Zone et libre circulation des biens et des personnes. Cette libre circulation là, ça n’existe pas encore. Allez-y à la frontière de Craké ou d’Aflao. Vous allez passer deux heures de temps à Aflao avant d’aller au Ghana. On peut dire ça existe un peu entre le Bénin et le Togo, c’est facile. Aujourd’hui, la frontière avec le Niger n’est pas fermée? Donc il y a pas libre circulation de personnes ni de biens, aucun bien ne passe. Il faut régler ça d’abord. Faut avoir un marché.
Zone de libre-échange. Union douanière. Pour éviter les doubles taxations. Ça n’existe pas. Il y a un tarif extérieur commun, mais les États se réservent pour appliquer entièrement cette union douanière. Or sans ça, il n’y aura pas de marché commun. Donc pour quel marché on veut créer cet instrument-là, cette monnaie commune ?

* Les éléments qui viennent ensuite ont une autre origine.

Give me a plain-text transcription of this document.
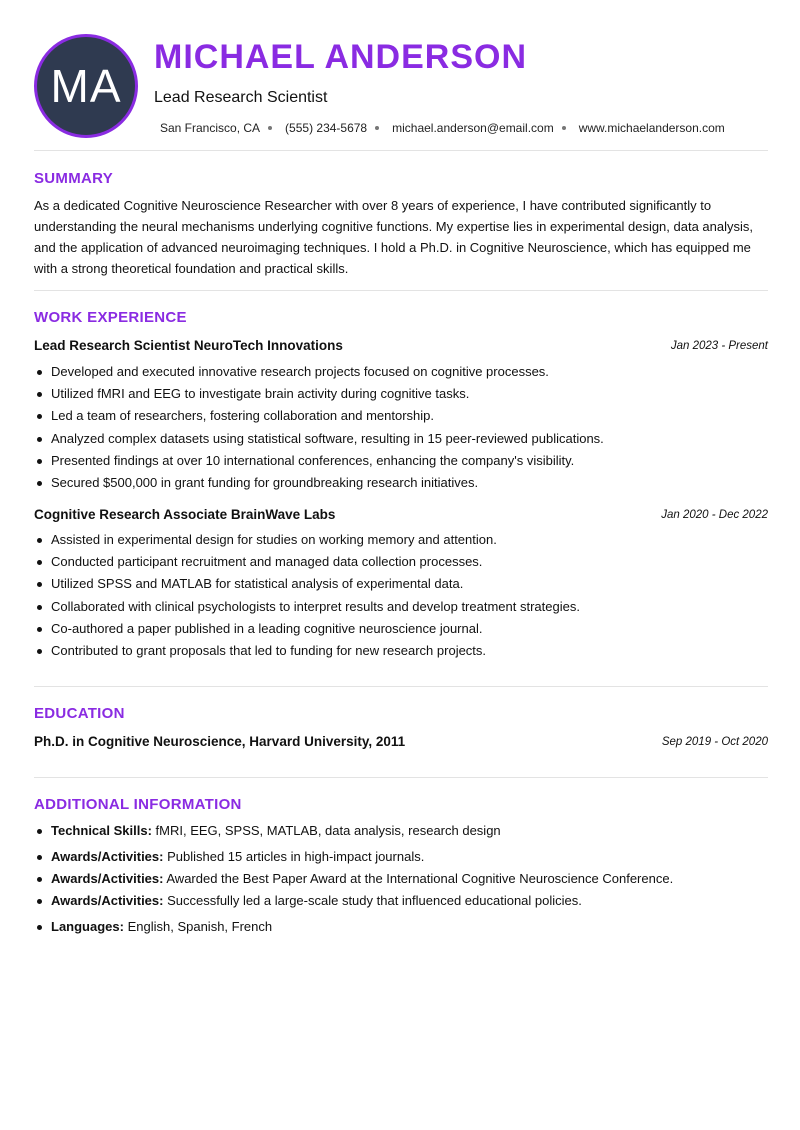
MA
MICHAEL ANDERSON
Lead Research Scientist
San Francisco, CA (555) 234-5678 michael.anderson@email.com www.michaelanderson.com
SUMMARY

As a dedicated Cognitive Neuroscience Researcher with over 8 years of experience, I have contributed significantly to understanding the neural mechanisms underlying cognitive functions. My expertise lies in experimental design, data analysis, and the application of advanced neuroimaging techniques. I hold a Ph.D. in Cognitive Neuroscience, which has equipped me with a strong theoretical foundation and practical skills.

WORK EXPERIENCE
Lead Research Scientist NeuroTech Innovations	Jan 2023 - Present
Developed and executed innovative research projects focused on cognitive processes.
Utilized fMRI and EEG to investigate brain activity during cognitive tasks.
Led a team of researchers, fostering collaboration and mentorship.
Analyzed complex datasets using statistical software, resulting in 15 peer-reviewed publications.
Presented findings at over 10 international conferences, enhancing the company's visibility.
Secured $500,000 in grant funding for groundbreaking research initiatives.
Cognitive Research Associate BrainWave Labs	Jan 2020 - Dec 2022
Assisted in experimental design for studies on working memory and attention.
Conducted participant recruitment and managed data collection processes.
Utilized SPSS and MATLAB for statistical analysis of experimental data.
Collaborated with clinical psychologists to interpret results and develop treatment strategies.
Co-authored a paper published in a leading cognitive neuroscience journal.
Contributed to grant proposals that led to funding for new research projects.
EDUCATION
Ph.D. in Cognitive Neuroscience, Harvard University, 2011	Sep 2019 - Oct 2020
ADDITIONAL INFORMATION
Technical Skills: fMRI, EEG, SPSS, MATLAB, data analysis, research design
Awards/Activities: Published 15 articles in high-impact journals.
Awards/Activities: Awarded the Best Paper Award at the International Cognitive Neuroscience Conference.
Awards/Activities: Successfully led a large-scale study that influenced educational policies.
Languages: English, Spanish, French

Et ce n’est qu’après le marché qu’on a l’union économique. Et c’est au niveau de l’union économique maintenant qu’on parle des critères de convergence que vous connaissez tous là et dont tout le monde parle : l’inflation, la dette, le déficit budgétaire, le renforcement des réserves de change. Maintenant pour finir, c’est le niveau macro-économique. Au niveau macroéconomique, c’est la même chose. C’est les critères… Il y a de nombreux critères de convergence, mais les critères essentiels, c’est ce que je viens de citer. Donc voilà à peu près pour moi les étapes qu’il faut avant qu’on aille vraiment à une monnaie commune qu’on va appeler ECO.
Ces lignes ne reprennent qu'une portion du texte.